Kemudian, kalau ada uztadz yang fanatik dengan fiqih, tentu akan langsung bilang ‘iya-iya…’ ketika mendengar pengakuan Gus Baha yang dengan PD bilang sudah “ngelontok” kitab Fathul Muin dan Ianah ath Tholibin.

Hal ini karena beliau pernah jadi rois Fathul Muin sewaktu mondok di Sarang Rembang. Demikian pula dengan kitab-kitab fiqih lain dari madzhab Syafii, seperti karya Imam Nawawi, Imam Rofii, Imam Suyuthi, hingga Imam Zakaria al-Anshori.

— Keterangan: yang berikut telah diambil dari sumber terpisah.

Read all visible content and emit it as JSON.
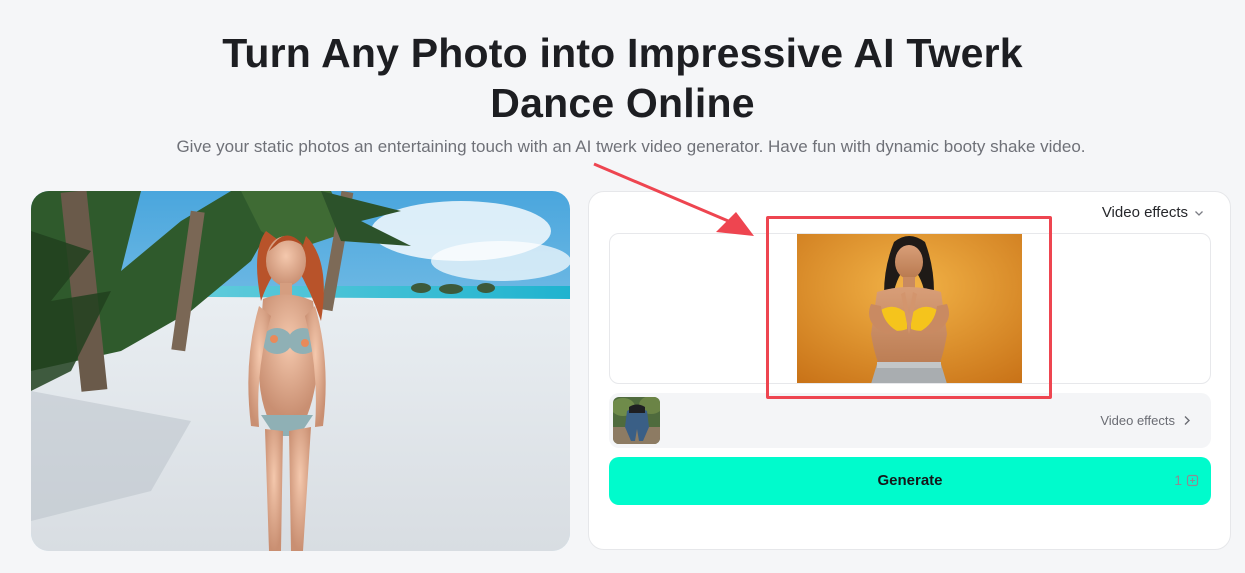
{
  "hero": {
    "title_line1": "Turn Any Photo into Impressive AI Twerk",
    "title_line2": "Dance Online",
    "subtitle": "Give your static photos an entertaining touch with an AI twerk video generator. Have fun with dynamic booty shake video."
  },
  "panel": {
    "dropdown_label": "Video effects",
    "effect_link_label": "Video effects",
    "generate_label": "Generate",
    "credit_cost": "1"
  },
  "colors": {
    "accent": "#00fbcc",
    "annotation": "#ee4550",
    "background": "#f5f6f8"
  },
  "icons": [
    "chevron-down-icon",
    "chevron-right-icon",
    "credit-icon"
  ]
}
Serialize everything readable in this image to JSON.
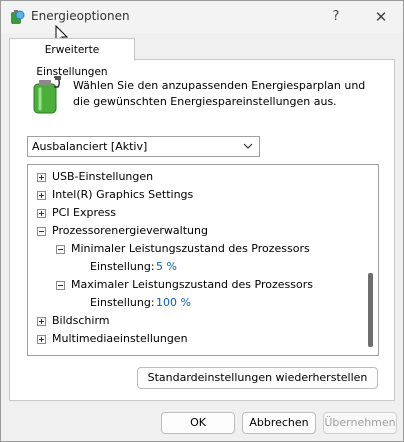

Bukan hanya madzhab Imam Syafii, bahkan pemikiran-pemikiran madzhab Hanafi pun banyak banyak beliau kaji.

Begitulah, Kepercayaan Diri tentang keilmuan yang kerap gus Baha tampakkan. Bahkan beliau berani menantang siapa pun yang menolak pendapatnya.

“Tapi, ya harus selevel lah… Minimal hafal al-Quran mantab dan sekian ribu hadits. Baru boleh berdebat saya. Saya siap berguru pada orang itu, jika memang terbukti lebih alim dari saya.” tegas gus Baha.

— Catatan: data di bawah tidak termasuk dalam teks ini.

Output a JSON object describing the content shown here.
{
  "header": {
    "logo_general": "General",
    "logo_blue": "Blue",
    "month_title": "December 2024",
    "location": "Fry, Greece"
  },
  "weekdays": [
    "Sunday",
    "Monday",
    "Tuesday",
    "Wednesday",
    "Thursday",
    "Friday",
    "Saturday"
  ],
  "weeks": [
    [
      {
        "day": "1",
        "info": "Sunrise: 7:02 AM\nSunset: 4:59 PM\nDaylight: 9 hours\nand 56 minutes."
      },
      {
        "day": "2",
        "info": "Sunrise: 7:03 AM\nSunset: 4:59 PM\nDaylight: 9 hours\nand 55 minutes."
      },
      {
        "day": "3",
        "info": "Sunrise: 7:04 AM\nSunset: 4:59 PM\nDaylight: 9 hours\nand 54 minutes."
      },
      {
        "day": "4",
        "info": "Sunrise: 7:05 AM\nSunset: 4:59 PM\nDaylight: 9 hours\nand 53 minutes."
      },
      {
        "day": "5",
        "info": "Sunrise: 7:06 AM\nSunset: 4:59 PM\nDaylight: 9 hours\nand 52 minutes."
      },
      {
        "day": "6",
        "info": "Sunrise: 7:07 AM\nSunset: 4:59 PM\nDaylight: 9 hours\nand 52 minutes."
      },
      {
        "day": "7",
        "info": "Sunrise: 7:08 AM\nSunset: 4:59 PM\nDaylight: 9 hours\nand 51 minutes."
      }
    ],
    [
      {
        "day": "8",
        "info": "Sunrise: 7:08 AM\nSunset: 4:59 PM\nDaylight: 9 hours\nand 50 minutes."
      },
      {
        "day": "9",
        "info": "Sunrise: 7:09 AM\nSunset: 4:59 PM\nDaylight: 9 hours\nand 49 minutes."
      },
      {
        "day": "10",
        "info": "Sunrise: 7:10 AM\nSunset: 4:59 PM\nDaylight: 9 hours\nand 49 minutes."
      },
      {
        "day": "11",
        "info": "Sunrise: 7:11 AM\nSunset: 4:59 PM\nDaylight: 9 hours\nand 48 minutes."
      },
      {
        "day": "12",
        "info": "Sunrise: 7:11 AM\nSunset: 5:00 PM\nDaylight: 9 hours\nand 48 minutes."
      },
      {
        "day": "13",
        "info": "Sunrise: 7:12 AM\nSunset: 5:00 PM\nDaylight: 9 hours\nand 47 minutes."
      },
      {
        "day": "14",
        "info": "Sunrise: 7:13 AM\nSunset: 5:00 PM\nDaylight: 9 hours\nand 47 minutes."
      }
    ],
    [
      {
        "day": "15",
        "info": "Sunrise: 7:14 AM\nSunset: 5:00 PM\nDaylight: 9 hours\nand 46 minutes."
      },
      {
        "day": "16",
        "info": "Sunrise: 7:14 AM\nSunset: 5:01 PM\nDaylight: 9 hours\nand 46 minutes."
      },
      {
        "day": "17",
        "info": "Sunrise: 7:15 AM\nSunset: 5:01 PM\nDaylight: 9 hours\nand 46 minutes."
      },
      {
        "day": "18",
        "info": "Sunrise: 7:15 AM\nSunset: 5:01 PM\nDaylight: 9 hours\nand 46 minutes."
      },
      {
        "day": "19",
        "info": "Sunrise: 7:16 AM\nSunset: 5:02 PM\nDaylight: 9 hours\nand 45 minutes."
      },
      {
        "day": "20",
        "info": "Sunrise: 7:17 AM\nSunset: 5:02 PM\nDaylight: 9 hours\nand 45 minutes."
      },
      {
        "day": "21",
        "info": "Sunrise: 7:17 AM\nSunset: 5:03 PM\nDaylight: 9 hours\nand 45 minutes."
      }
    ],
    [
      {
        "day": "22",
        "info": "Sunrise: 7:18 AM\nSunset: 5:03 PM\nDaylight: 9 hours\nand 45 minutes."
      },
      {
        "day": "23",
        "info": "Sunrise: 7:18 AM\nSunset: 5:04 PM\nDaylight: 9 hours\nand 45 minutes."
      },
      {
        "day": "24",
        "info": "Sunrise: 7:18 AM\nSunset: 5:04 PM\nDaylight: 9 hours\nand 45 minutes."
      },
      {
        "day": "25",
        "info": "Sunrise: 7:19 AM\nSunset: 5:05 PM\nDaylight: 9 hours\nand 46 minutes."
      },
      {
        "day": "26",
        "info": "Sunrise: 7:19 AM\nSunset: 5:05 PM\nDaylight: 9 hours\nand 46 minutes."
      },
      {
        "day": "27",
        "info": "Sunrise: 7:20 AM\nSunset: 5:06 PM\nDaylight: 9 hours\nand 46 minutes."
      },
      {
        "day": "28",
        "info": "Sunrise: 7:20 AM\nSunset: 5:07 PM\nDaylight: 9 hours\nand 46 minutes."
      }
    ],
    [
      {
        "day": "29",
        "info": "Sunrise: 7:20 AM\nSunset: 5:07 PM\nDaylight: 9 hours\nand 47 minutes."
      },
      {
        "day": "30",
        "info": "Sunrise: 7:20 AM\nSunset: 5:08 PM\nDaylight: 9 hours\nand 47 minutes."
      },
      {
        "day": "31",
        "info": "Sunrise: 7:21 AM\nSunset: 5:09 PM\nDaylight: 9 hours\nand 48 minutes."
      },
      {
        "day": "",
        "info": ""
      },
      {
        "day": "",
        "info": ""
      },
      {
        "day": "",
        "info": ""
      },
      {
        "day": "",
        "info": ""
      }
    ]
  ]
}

Lha, ,,,kalau cuma hafal ayat “Udkhulu fis silmi kaaaffah…”,yang lainnya gak hafal, ya levelnya baru belajar iqro’ itu.

Apa penyebab beliau bersikap seperti itu ????

Mungkin sebab keresahan beliau dari banyaknya muballigh zaman sekarang yang kurang ilmu. Hanya karena tenar dan banyak penggemar di TV atau follower media. Kemudian merasa jumawa bahwa dia layak berfatwa. Padahal, sebenarnya ilmu saja tidak ada.

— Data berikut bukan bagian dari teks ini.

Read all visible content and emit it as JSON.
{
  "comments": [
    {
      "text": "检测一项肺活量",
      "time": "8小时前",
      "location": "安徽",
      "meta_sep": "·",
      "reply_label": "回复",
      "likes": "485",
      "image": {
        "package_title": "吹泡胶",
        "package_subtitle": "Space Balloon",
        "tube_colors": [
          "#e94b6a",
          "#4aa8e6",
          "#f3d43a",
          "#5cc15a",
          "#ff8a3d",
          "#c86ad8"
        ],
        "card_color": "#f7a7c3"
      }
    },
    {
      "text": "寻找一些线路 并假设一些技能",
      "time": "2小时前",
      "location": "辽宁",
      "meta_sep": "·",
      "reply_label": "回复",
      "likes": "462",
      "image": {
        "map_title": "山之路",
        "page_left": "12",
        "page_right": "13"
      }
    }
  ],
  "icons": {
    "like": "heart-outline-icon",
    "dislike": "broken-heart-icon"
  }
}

Lebih dari itu, ternyata sikap percaya ciri ini juga ada sanadnya, ada tuntunan dan contoh dari para ulama terdahulu. Entah hadits atau bukan, beberapa kali gus Baha menutip sebuah maqalah;

إذا ظهرت الفتن ، فليظهر العالم علمه.

“Jika sudah nampak fitnah-fitnah (urusan agama), maka orang alim harus menunjukkan ilmunya.”

Dunia itu semakin rusak, karena orang-orang alim selalu beralasan masih belum cukup ilmu kemudian tidak mau tampil, tidak mau mengajar dan tidak mau mengisi ceramah.

Padahal, sudah mondok-nyantri puluhan tahun. Sudah hafal kitab Imrithi, khatam Fathul Qorib, sudah ngaji Hikam sampai bahkan Ihya’ Ulumiddin. Bilangnya si tawadhu’. Namun, sejatinya inilah yang memberi ruang bagi orang-orang yang tak punya ilmu mengajarkan agama. Begitulah kira-kira yang disampaikan gus Baha.